Planet P, we have a problem

Whether homage, theft, or coincidence, each of these has a problem as far as the interaction design. The rectangles certainly show the pilot an ideal path in a way that can instantly be understood even by us non-pilots. At a glance we understand that Ibanez should roll her pod to the right. Ash will need to roll his to the left. But how are they actually doing against this ideal? How is the pilot doing compared to that goal at the moment? How is she trending? It’s as if they were driving a car and being told “stay in the center of the middle lane” without being told how close to either edge they were actually driving.

Rectangle to rectangle?

The system could use the current alignment of the frame of the screen itself to the foremost rectangle in the graphic, but I don’t think that’s what happening. The rectangles don’t match the ratio of the frame. Additionally, the foremost rectangle is not given any highlight to draw the pilot’s attention to it as the next task, which you’d expect. Finally that’s a level of abstraction that wouldn’t fit the narrative as well, to immediately convey the purpose of the interface.

Show me me

Ash may see some of that comparison-to-ideal information in blue, but the edge of the screen is the wrong place for it. His attention would be split amongst three loci of attention: the viewport, the graphic display, and the text display. That’s too many. You want users to see information first, and read it secondarily if they need more detail. If we wanted a single locus of attention, you could put ideal, current state, and trends all as a a heads-up display augmenting the viewport (as I recommended for the Rodger Young earlier).

If that broke the diegesis too much, you can at least add to the screen interface an avatar of the ship, in a third-person overhead view.
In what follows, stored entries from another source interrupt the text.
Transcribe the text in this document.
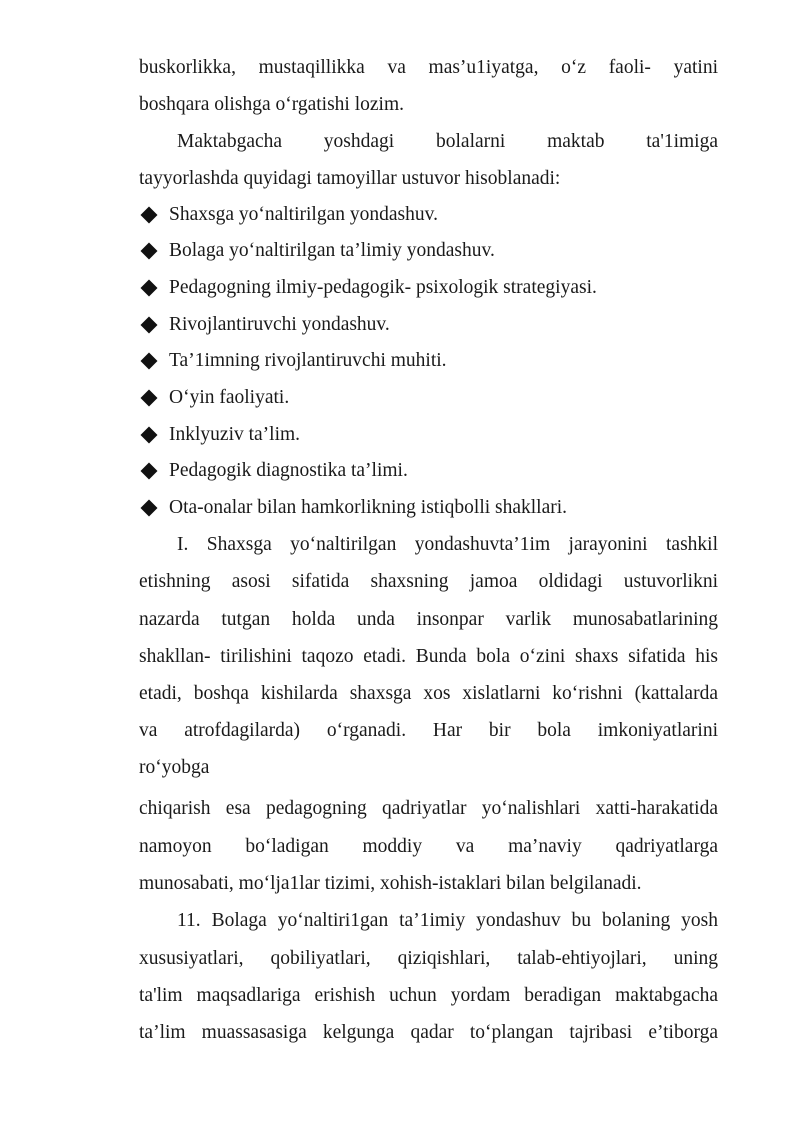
buskorlikka, mustaqillikka va mas’u1iyatga, o‘z faoli- yatini
boshqara olishga o‘rgatishi lozim.
Maktabgacha yoshdagi bolalarni maktab ta'1imiga
tayyorlashda quyidagi tamoyillar ustuvor hisoblanadi:
Shaxsga yo‘naltirilgan yondashuv.
Bolaga yo‘naltirilgan ta’limiy yondashuv.
Pedagogning ilmiy-pedagogik- psixologik strategiyasi.
Rivojlantiruvchi yondashuv.
Ta’1imning rivojlantiruvchi muhiti.
O‘yin faoliyati.
Inklyuziv ta’lim.
Pedagogik diagnostika ta’limi.
Ota-onalar bilan hamkorlikning istiqbolli shakllari.
I. Shaxsga yo‘naltirilgan yondashuvta’1im jarayonini tashkil
etishning asosi sifatida shaxsning jamoa oldidagi ustuvorlikni
nazarda tutgan holda unda insonpar varlik munosabatlarining
shakllan- tirilishini taqozo etadi. Bunda bola o‘zini shaxs sifatida his
etadi, boshqa kishilarda shaxsga xos xislatlarni ko‘rishni (kattalarda
va atrofdagilarda) o‘rganadi. Har bir bola imkoniyatlarini
ro‘yobga
chiqarish esa pedagogning qadriyatlar yo‘nalishlari xatti-harakatida
namoyon bo‘ladigan moddiy va ma’naviy qadriyatlarga
munosabati, mo‘lja1lar tizimi, xohish-istaklari bilan belgilanadi.
11. Bolaga yo‘naltiri1gan ta’1imiy yondashuv bu bolaning yosh
xususiyatlari, qobiliyatlari, qiziqishlari, talab-ehtiyojlari, uning
ta'lim maqsadlariga erishish uchun yordam beradigan maktabgacha
ta’lim muassasasiga kelgunga qadar to‘plangan tajribasi e’tiborga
That would give the pilot an immediate sense of where their ship currently is in relation to the ideal. A projection line could show the way the ship is trending in the future, highlighting whether things are on a good or not so good path. Numerical details could augment these overlays.

By showing the pilot themselves in the interface—like the common 3rd person view in modern racing video games—pilots would not just have the ideal path described, but the information they need to keep their vessels on track.